En inglés, también recibe el nombre de microkernel o μkernel.

Sin embargo, pueden presentar dificultades en la sincronización de sus componentes, pueden ocasionar una mayor complejidad del código resultante y puede ofrecer un bajo rendimiento por las continuas llamadas entre módulos y los constantes cambios en el modo de ejecución.

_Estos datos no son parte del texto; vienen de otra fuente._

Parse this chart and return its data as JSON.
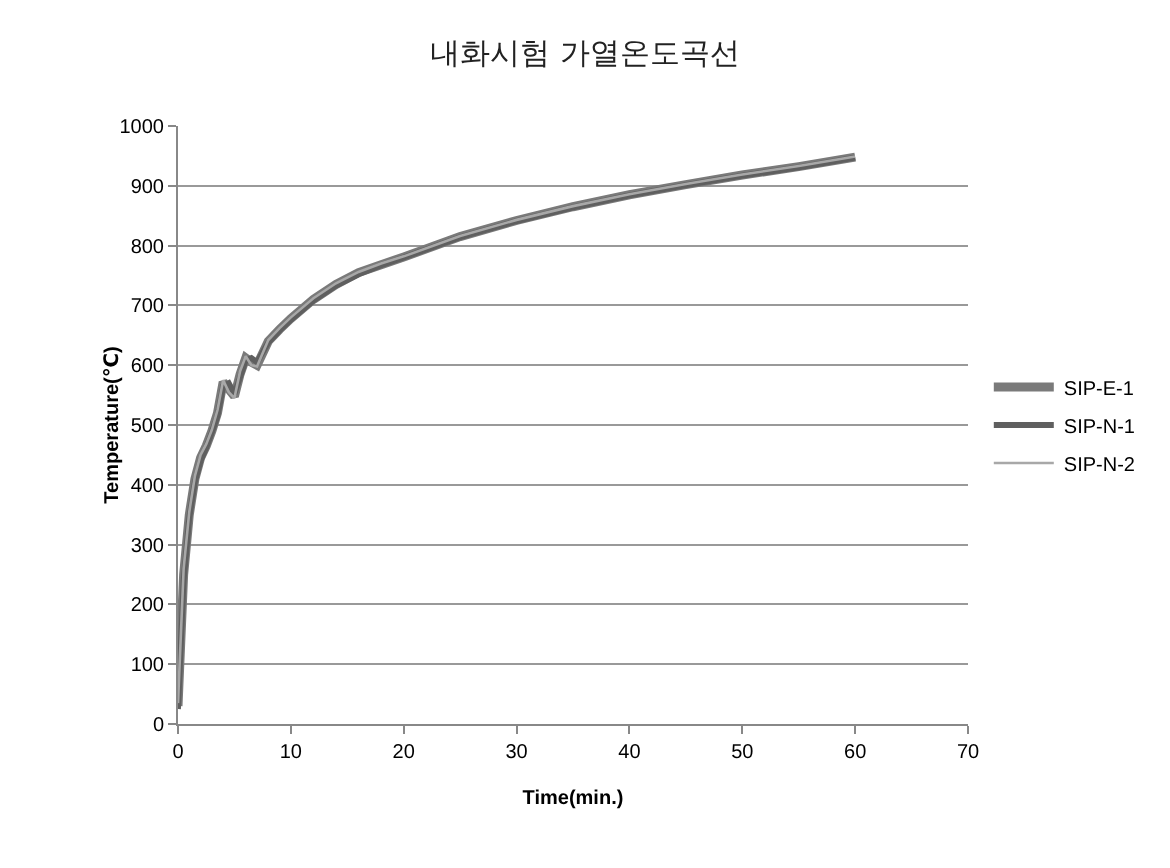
{
  "chart_data": {
    "type": "line",
    "title": "내화시험 가열온도곡선",
    "xlabel": "Time(min.)",
    "ylabel": "Temperature(℃)",
    "x": [
      0,
      0.5,
      1,
      1.5,
      2,
      2.5,
      3,
      3.5,
      4,
      4.5,
      5,
      5.5,
      6,
      6.5,
      7,
      8,
      9,
      10,
      12,
      14,
      16,
      18,
      20,
      25,
      30,
      35,
      40,
      45,
      50,
      55,
      60
    ],
    "series": [
      {
        "name": "SIP-E-1",
        "color": "#7a7a7a",
        "values": [
          30,
          250,
          350,
          410,
          445,
          465,
          490,
          520,
          572,
          560,
          548,
          585,
          612,
          605,
          600,
          640,
          660,
          678,
          710,
          735,
          755,
          768,
          781,
          815,
          842,
          865,
          885,
          902,
          918,
          932,
          948
        ]
      },
      {
        "name": "SIP-N-1",
        "color": "#5f5f5f",
        "values": [
          25,
          240,
          345,
          405,
          440,
          462,
          488,
          515,
          565,
          570,
          552,
          580,
          608,
          612,
          605,
          638,
          658,
          676,
          708,
          733,
          752,
          767,
          780,
          814,
          841,
          864,
          884,
          901,
          917,
          931,
          947
        ]
      },
      {
        "name": "SIP-N-2",
        "color": "#a8a8a8",
        "values": [
          35,
          260,
          355,
          415,
          450,
          468,
          492,
          525,
          575,
          555,
          545,
          590,
          615,
          600,
          598,
          642,
          662,
          680,
          712,
          737,
          756,
          770,
          782,
          816,
          843,
          866,
          886,
          903,
          919,
          933,
          949
        ]
      }
    ],
    "xlim": [
      0,
      70
    ],
    "xticks": [
      0,
      10,
      20,
      30,
      40,
      50,
      60,
      70
    ],
    "ylim": [
      0,
      1000
    ],
    "yticks": [
      0,
      100,
      200,
      300,
      400,
      500,
      600,
      700,
      800,
      900,
      1000
    ],
    "grid": "y",
    "legend": "right",
    "marker": "none",
    "line_style": "solid"
  }
}
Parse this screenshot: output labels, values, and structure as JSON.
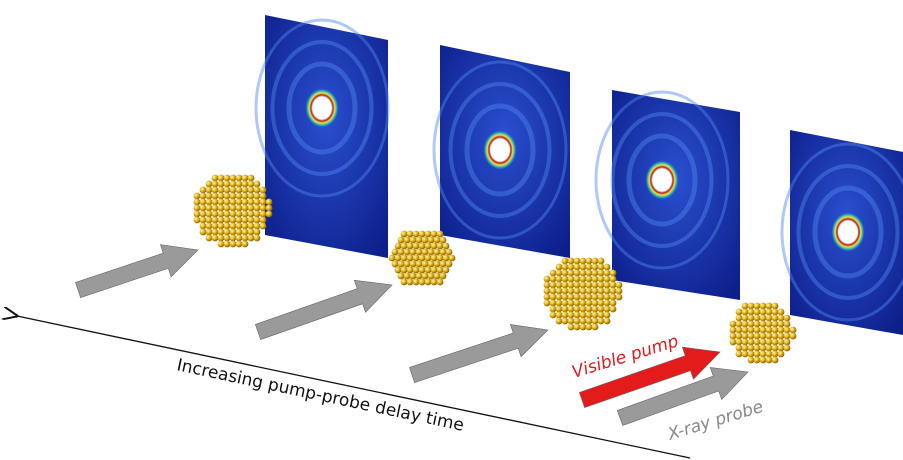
{
  "labels": {
    "time_axis": "Increasing pump-probe delay time",
    "pump": "Visible pump",
    "probe": "X-ray probe"
  }
}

Como ejemplos de sistemas con estructura de micronúcleo podemos nombrar AIX, AmigaOS, Minix, Symbian (aunque en algunos textos aparece como monolítico con carga dinámica de módulos) y NeXTStep (aunque a veces lo encontramos entre los sistemas con núcleo híbrido).

Estructura micronúcleo

Sistemas operativos con estructura de núcleo híbrido

Este tipo de arquitectura consiste básicamente en un esquema de micronúcleo que incluye algo de código complementario para hacerlo más rápido, aunque buena parte de las funciones del sistema operativo siguen ejecutándose en modo usuario.

Se trata de una solución de compromiso que han adoptado muchos de los sistemas operativos modernos, como las versiones de escritorio de Microsoft Window, a partir de XP, y todas las versiones de Servidor. También se encuentra en esta categoría Mac OSX.